3) Maar er 500 exemplaren van laten drukken kost veel geld, energie en bomen. Al die exemplaren worden dan 1 of 2 keer gelezen, zelden uitgeleend en eindigen allemaal in verstofte verzamelingen of dozen bij de Slegte. En dat allemaal om mijn eigen plaatsje te veroveren in de CAROUSEL VAN EER. Die metafoor moeten jullie trouwens onthouden, het is een fijne.

4) Wat te doen? Het geld-mannetje blijft zeuren en etteren. Misschien ben ik te niche of niet goed genoeg? Maar ik vínd dat er hele fraaie dingen in staan en ik ben toch echt niet zó bijzonder dat er niemand anders is dat dat ook vindt. En wanneer dat wél zo zou zijn, zou die bijzonderheid, in onze naar bijzonderheden hongerende tijdgeest, op zichzelf al een rechtvaardiging zijn van een klein houten paardje op de carousel van eer.

5) Maar hoe bereik je zo’n niche? Zonder advertenties, zonder dozen met boeken gedistribueerd via boekwinkels en webshops?
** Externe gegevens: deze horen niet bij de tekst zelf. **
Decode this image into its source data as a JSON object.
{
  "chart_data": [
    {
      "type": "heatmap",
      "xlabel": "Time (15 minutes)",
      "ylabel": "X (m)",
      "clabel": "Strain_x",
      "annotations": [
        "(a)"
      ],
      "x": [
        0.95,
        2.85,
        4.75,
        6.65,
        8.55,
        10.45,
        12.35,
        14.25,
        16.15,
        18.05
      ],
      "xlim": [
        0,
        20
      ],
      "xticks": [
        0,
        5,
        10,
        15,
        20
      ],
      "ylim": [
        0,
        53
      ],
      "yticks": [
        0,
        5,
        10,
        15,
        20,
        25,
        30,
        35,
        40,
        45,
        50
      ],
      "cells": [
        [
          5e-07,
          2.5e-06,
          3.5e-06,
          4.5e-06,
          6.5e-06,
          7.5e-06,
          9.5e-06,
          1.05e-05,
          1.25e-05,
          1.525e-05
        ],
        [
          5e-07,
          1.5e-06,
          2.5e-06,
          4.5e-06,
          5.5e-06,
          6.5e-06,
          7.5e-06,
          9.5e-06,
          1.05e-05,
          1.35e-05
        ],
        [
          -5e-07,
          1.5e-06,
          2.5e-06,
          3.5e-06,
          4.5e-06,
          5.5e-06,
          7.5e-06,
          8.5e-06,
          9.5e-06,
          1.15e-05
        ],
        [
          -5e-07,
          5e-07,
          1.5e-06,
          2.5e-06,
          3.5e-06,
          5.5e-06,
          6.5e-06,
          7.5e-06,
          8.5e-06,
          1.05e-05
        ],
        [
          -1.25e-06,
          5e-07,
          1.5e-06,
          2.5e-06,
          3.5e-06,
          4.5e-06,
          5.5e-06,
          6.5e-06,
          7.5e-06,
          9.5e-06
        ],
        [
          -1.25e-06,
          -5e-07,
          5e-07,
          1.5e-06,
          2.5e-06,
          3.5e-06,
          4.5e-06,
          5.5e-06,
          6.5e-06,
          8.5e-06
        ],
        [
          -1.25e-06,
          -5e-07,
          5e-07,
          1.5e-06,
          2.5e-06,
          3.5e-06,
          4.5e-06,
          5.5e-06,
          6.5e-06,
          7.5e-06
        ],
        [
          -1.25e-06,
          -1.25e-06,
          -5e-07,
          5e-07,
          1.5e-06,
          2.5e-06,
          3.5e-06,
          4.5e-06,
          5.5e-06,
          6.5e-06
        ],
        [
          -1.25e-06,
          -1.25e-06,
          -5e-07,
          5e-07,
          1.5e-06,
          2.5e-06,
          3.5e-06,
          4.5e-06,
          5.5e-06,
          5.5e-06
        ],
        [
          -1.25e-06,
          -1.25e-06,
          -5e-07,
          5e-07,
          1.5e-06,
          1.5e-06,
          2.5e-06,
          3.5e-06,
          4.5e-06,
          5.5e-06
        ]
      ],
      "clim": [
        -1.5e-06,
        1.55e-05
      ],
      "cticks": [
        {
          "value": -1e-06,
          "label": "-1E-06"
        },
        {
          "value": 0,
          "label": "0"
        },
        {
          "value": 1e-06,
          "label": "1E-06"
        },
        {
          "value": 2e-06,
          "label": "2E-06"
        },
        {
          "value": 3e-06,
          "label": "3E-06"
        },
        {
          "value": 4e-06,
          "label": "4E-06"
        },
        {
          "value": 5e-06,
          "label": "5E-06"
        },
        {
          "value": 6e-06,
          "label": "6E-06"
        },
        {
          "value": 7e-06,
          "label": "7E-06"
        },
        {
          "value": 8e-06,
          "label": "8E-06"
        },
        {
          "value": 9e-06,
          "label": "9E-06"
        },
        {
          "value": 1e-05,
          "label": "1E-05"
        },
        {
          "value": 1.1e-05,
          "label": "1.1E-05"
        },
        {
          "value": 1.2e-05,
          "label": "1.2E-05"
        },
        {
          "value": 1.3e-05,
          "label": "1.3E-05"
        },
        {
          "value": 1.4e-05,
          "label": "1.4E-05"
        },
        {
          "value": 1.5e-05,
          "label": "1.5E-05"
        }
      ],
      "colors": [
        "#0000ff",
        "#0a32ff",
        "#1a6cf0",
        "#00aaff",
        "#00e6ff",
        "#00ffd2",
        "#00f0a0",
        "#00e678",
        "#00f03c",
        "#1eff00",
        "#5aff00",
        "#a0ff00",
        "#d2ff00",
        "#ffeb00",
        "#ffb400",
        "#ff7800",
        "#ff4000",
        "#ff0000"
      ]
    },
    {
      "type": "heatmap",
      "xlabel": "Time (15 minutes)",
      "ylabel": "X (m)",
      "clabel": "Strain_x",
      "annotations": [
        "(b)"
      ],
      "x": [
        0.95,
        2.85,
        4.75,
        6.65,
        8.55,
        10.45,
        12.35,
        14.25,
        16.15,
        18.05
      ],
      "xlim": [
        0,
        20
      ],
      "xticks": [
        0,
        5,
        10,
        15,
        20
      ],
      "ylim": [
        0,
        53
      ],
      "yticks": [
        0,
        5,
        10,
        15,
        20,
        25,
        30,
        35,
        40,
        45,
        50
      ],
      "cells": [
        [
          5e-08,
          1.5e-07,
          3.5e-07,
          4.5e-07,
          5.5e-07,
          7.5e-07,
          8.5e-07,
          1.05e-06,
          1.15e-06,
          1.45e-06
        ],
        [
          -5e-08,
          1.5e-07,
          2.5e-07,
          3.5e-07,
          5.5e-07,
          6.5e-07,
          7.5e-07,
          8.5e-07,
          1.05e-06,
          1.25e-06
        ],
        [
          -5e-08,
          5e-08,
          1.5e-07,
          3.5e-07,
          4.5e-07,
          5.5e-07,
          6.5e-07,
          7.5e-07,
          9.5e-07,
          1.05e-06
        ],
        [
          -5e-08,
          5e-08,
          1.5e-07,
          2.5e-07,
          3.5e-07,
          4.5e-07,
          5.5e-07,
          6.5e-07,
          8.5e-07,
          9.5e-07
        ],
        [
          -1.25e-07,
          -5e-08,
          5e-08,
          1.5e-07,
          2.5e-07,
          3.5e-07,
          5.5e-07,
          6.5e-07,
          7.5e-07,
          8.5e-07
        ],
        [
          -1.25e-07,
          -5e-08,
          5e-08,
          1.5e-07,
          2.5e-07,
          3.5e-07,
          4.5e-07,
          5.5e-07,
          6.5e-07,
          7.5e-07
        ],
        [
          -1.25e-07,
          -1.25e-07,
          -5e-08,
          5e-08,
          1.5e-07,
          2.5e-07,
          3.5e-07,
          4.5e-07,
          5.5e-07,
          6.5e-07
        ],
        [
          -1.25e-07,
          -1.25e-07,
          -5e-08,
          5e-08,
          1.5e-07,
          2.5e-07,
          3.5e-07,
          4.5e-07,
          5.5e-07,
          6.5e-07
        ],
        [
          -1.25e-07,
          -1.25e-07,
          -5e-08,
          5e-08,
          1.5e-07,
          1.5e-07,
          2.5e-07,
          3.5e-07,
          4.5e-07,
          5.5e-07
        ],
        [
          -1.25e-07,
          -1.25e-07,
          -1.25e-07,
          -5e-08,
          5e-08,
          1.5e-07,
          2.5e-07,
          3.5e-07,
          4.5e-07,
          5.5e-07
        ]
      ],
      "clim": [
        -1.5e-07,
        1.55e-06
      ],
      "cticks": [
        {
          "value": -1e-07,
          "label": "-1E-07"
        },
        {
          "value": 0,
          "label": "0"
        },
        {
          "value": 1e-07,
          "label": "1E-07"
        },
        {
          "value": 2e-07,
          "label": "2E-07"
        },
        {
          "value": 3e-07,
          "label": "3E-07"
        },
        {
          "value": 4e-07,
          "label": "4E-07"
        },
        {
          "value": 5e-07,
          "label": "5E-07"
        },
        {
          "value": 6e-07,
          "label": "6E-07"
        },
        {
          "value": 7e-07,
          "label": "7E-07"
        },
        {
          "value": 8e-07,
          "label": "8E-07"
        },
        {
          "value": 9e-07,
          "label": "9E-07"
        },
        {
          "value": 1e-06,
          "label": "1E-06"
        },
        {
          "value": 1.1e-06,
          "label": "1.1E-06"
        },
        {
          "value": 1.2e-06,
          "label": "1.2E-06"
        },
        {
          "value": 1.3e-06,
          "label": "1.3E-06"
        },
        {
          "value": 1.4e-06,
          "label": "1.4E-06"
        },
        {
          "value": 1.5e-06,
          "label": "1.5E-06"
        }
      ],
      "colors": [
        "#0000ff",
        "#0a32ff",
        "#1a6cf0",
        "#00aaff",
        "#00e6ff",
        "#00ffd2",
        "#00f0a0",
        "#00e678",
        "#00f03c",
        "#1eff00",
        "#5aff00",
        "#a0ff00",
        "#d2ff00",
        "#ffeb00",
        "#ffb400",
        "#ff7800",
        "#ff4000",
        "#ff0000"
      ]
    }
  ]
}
Het antwoord, dat laten we ons voorstellen een minzame glimlach van Walter Benjamin oplevert, is om de boeken zelf in zeer kleine oplage te produceren. Op zodanige wijze dat het in juridische zin geen boeken zijn (misschien moeten het rollen/worsten zijn die er ook niet uitzien als een boek, dat zou ik van een jurist willen weten.)

6) Die kunstobjecten, die dus gelezen kunnen worden, zijn voorzien van een register achterin, waarin de lezers hun commentaren en aanbevelingen aan – de volgende lezer kunnen zetten. Het werkt als de aloude boekenketting, met dien verstande dat het boek alleen in deze vorm bestaat. Er wordt online bijgehouden waar het exemplaar zich bevindt.

7) Waarom is dit zo slim? Ken je het gevoel van “oh wat ik hier lees, dat is nu echt typisch iets voor hem/haar/hen?” X zou dit ook moeten lezen. Laat ik het voor X kopen. Kopen! Zwengel de machine aan! 40% naar de boekhandel, 30% naar de uitgever, 20% naar de productie, 10% naar de schrijver! Pompen! Er is kwaliteitscontrole geweest, genoeg partijen hebben skin in the game. Dit is tenslotte de enige manier waarop we het kaf van het koren kunnen scheiden, toch?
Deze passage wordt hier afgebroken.